If a campaign has too few conversions for Smart Bidding to work, the answer is usually consolidation, not abandoning automated bidding.

How do you read the search terms report properly?

The search terms report is the most honest screen in Google Ads. The platform shows you the actual queries people typed, before any dashboard has smoothed them. I read it three ways:

  1. By cost, to find waste (covered above).
  2. By conversions, to find winners hiding in broad match that deserve their own treatment.
  3. By intent mismatch, to judge whether the account is buying the right demand. An account full of informational queries converting at low rates is prospecting too early in the journey.

Twenty minutes here tells you more about an account’s true health than any auto-generated optimisation score, which I largely ignore. Optimisation score rewards adopting Google’s suggestions, not running a profitable account.

What does a 60-minute audit actually conclude?

By the end of the hour I can tell you which of three states the account is in:

StateSymptomsPriority
BrokenTracking wrong, decisions built on bad dataFix measurement before spending another pound
LeakingTracking fine, but waste in search terms and structurePlug leaks, consolidate, retarget budgets
HealthyClean data, fed campaigns, margin-based biddingScale carefully, test incrementally

Most accounts are leaking. A few are broken. Very few are healthy, and the healthy ones got there by fixing measurement first, exactly the order this audit follows.

What comes after the 60-minute pass?

The hour gives you a verdict and a top-five list. The full audit turns that into a prioritised, costed plan: what to fix this week, what to restructure this month, and what the realistic upside is once the leaks are closed. When I ran a team to Premier Partner level, the accounts that grew, including one that delivered 60% year-on-year growth, all started with this same diagnostic discipline. The growth came from removing waste and trusting clean data, not from a clever trick.
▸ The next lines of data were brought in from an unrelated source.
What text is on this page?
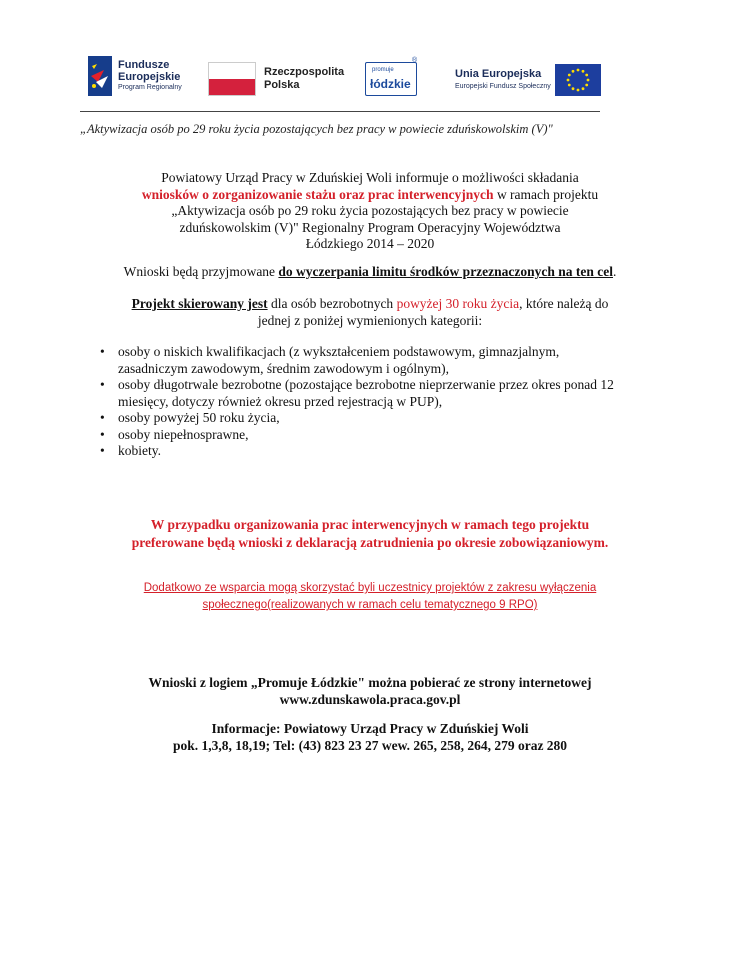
Fundusze
Europejskie
Program Regionalny
Rzeczpospolita
Polska
promuje
łódzkie
®
Unia Europejska
Europejski Fundusz Społeczny
„Aktywizacja osób po 29 roku życia pozostających bez pracy w powiecie zduńskowolskim (V)"
Powiatowy Urząd Pracy w Zduńskiej Woli informuje o możliwości składania
wniosków o zorganizowanie stażu oraz prac interwencyjnych w ramach projektu
„Aktywizacja osób po 29 roku życia pozostających bez pracy w powiecie
zduńskowolskim (V)" Regionalny Program Operacyjny Województwa
Łódzkiego 2014 – 2020
Wnioski będą przyjmowane do wyczerpania limitu środków przeznaczonych na ten cel.
Projekt skierowany jest dla osób bezrobotnych powyżej 30 roku życia, które należą do
jednej z poniżej wymienionych kategorii:
• osoby o niskich kwalifikacjach (z wykształceniem podstawowym, gimnazjalnym, zasadniczym zawodowym, średnim zawodowym i ogólnym),
• osoby długotrwale bezrobotne (pozostające bezrobotne nieprzerwanie przez okres ponad 12 miesięcy, dotyczy również okresu przed rejestracją w PUP),
• osoby powyżej 50 roku życia,
• osoby niepełnosprawne,
• kobiety.
W przypadku organizowania prac interwencyjnych w ramach tego projektu
preferowane będą wnioski z deklaracją zatrudnienia po okresie zobowiązaniowym.
Dodatkowo ze wsparcia mogą skorzystać byli uczestnicy projektów z zakresu wyłączenia
społecznego(realizowanych w ramach celu tematycznego 9 RPO)
Wnioski z logiem „Promuje Łódzkie" można pobierać ze strony internetowej
www.zdunskawola.praca.gov.pl
Informacje: Powiatowy Urząd Pracy w Zduńskiej Woli
pok. 1,3,8, 18,19; Tel: (43) 823 23 27 wew. 265, 258, 264, 279 oraz 280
If your account feels like it should be performing better than it is, it almost always comes down to measurement and waste, in that order. I run fixed-fee Google Ads audits that go beyond the 60-minute pass into a documented, prioritised plan you can hand to any team. Send me access and the number you are trying to hit, and I will tell you which of the three states your account is in. Start here: /work-with-me/paid-media-strategy/google-ads-audit.

Questions

How long does a Google Ads audit take?

A focused audit takes 60 minutes to flag the issues that matter. A full audit with documented recommendations and a prioritised fix list takes a day. The 60-minute pass tells you whether the account is healthy, leaking, or broken.

What is the first thing to check in a Google Ads audit?
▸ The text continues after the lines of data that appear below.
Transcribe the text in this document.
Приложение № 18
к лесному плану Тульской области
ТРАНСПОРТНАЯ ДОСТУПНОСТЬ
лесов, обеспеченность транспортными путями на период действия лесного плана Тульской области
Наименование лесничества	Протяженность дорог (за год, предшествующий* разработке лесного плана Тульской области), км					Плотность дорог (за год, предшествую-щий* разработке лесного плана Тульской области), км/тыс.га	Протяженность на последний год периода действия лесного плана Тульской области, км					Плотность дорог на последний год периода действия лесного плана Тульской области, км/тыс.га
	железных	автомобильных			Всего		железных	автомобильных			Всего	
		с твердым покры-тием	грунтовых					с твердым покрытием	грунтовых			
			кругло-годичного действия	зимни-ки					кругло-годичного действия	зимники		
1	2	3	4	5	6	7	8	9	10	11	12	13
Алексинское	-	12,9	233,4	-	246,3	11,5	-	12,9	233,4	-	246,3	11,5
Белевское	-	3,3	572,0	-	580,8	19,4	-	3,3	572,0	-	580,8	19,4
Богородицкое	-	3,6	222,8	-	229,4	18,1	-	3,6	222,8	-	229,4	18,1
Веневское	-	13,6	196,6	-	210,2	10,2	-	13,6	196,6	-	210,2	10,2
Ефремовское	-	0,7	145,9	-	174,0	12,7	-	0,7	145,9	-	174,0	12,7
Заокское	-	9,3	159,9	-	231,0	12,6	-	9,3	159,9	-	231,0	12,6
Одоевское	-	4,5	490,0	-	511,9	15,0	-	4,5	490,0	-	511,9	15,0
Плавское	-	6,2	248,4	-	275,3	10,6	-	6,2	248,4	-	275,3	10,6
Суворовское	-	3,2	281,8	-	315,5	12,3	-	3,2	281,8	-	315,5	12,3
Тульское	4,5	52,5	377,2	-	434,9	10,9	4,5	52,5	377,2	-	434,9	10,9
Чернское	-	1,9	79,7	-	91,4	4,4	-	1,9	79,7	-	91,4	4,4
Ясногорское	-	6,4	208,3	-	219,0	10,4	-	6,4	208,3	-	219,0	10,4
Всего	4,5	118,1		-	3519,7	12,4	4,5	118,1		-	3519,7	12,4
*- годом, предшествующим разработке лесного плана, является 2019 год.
Conversion tracking. If conversions are duplicated, miscounted or missing, every other metric is wrong and every optimisation built on them is wrong too. I never audit budgets before I trust the measurement.

How do I find wasted spend in Google Ads?

Open the search terms report and sort by cost. Look for queries with spend and no conversions, irrelevant matches from broad keywords, and brand-bidding competitors. Then check for spend on auto-applied recommendations you never approved.